#251 KURKUMA- BANAAN-O- RAMA

image

‘Welkom in het vrije Westen!’
Dat zei ik vroeger als ik m’n jongste broer uit een goed doorrookte bus van de Euroliner afhaalde. Dat was zo’n vijf jaar na de val van het IJzeren Gordijn, waaraan ook ik kennelijk moest wennen. Een decennium later zou ik het wel uit m’n hoofd laten zoiets te zeggen. Bepaalde grappen vallen minder goed bij mensen die geëmigreerd zijn naar dat grote, vierkante land in het noordoosten. Ja, daarzo.

Weer een decennium later hoop ik maar dat hij daar dit stukkie leest. Want ik wil hier vertellen hoe ook ‘verwende westerlingen’ van etenswaren een gezichtsmasker kunnen maken. Zeker wel.

Dat masker was een tip van een leerling. ‘Meng twee theelepels kurkuma met een pot magere kwark. Even laten intrekken… Wegschrobben met een washandje. Met jouw huid zie je er misschien een beetje geel uit naderhand.’

Later, volgens m’n dochter, zag ik geel als een banaan. Ik rook niet naar iemand die een ‘stimulerend’ gezichtsmasker gedragen had. Wel naar een fris bijgerecht uit de Indiase keuken. Die lust ik graag, net als Indisch eten. Zodoende was ik er in aantrekkelijkheid op vooruitgegaan.
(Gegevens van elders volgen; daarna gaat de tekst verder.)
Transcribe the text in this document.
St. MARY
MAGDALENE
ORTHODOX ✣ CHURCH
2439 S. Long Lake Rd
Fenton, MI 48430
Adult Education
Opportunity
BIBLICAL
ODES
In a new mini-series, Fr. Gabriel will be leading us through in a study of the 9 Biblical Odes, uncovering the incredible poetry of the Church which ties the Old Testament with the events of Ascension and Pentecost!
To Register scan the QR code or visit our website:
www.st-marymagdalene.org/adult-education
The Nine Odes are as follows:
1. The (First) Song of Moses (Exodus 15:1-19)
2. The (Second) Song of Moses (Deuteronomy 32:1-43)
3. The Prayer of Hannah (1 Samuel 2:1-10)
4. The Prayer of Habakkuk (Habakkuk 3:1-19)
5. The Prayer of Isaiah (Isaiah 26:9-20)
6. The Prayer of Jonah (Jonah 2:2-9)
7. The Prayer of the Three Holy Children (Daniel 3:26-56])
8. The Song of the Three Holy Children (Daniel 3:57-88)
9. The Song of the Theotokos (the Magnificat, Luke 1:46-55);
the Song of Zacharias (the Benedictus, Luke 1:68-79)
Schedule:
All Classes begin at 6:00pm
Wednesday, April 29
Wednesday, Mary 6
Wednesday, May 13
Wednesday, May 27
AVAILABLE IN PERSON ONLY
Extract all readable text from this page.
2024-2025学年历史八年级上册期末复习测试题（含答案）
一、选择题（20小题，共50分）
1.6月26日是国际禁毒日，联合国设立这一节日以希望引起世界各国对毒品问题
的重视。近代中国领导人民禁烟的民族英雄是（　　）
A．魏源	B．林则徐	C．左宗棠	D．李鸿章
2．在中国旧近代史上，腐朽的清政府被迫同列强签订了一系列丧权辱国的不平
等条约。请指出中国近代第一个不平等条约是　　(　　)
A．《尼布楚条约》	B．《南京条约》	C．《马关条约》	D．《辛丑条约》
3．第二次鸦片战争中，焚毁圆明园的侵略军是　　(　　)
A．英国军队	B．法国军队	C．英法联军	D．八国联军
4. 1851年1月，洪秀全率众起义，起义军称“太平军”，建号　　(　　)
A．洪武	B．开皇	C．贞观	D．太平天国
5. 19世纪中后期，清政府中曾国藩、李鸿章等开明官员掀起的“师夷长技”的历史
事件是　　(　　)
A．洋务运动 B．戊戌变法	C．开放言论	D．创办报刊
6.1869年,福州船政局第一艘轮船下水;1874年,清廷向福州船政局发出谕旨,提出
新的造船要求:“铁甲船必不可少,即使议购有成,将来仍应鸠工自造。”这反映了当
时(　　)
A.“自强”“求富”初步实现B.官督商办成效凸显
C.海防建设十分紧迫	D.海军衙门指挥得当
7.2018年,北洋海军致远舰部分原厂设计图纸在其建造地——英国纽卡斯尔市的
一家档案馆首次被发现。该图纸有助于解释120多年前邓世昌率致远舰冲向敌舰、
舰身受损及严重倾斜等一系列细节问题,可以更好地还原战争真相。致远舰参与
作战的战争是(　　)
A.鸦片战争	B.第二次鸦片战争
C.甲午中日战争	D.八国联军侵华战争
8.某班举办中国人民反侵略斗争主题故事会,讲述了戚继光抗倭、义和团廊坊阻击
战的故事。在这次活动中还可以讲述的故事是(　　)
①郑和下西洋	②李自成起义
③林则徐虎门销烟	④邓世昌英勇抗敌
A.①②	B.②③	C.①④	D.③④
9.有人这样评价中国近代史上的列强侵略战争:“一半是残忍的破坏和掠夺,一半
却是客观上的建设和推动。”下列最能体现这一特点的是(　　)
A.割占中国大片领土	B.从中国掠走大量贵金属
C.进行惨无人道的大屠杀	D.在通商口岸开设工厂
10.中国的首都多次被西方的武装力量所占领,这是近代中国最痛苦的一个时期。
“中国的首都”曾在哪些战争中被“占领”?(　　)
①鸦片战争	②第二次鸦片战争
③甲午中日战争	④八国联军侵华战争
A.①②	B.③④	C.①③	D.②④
Voor even paste ik, naar mijn idee, bij de tropische plantenkas van Blijdorp waar ik ’s avonds geregeld langs fiets. 
Die kas is mooi, maar ik bewonder hem op afstand, vanachter een hoog hek.

Soms beeld ik me echter in dat er door de ramen van de ronde kas extra licht kiert dat speciaal voor mij is aan gedaan. Iemand binnen weet het: tegen halftien komt ze langs. De lampen boven de strelitzia’s en de epifyten gaan aan. Het gedempte, groene waas dat door de beslagen kasramen schijnt, krijgt er een heldere toon bij.
Binnen is het warm. Ik ga aan zo’n tafel bij de vijver zitten, verborgen en veilig tussen de tropische planten en ik kijk naar de oranje vissen in de vijver. Inmiddels herkennen ze mij. Met hun zoenlippen kussen ze even de waterspiegel en happen ze naar de broodkruimels die ik uit een zak van m’n regenjas schud.

Is het een plek om in te wonen? Als hij niet onbereikbaar ver achter een hek zou staan, als hij niet hoorde tot het publieke domein dat overdag van iedereen is, dus van niemand in het bijzonder, als er … Tsja, tsja…  Te veel ‘als’.
Daaraan moest ik denken, ruikend naar kurkuma, ook denkend aan een broer, daarzo in Polen waar eveneens een tropische plantenkas staat, midden in de kou.
Wat ver weg is, komt door een geur even dichtbij. De geur mag blijven.
Maar morgenochtend hoop ik niet meer banaankleurig te zijn. Beter ei-geel, de kleur van afgehard, doordeweeks realisme.

Ps. De Blijdorp-kas is nu vanaf de weg onzichtbaar geworden. Iemand heeft een grote, groene container bij het hek geplaatst. Tegen inkijk?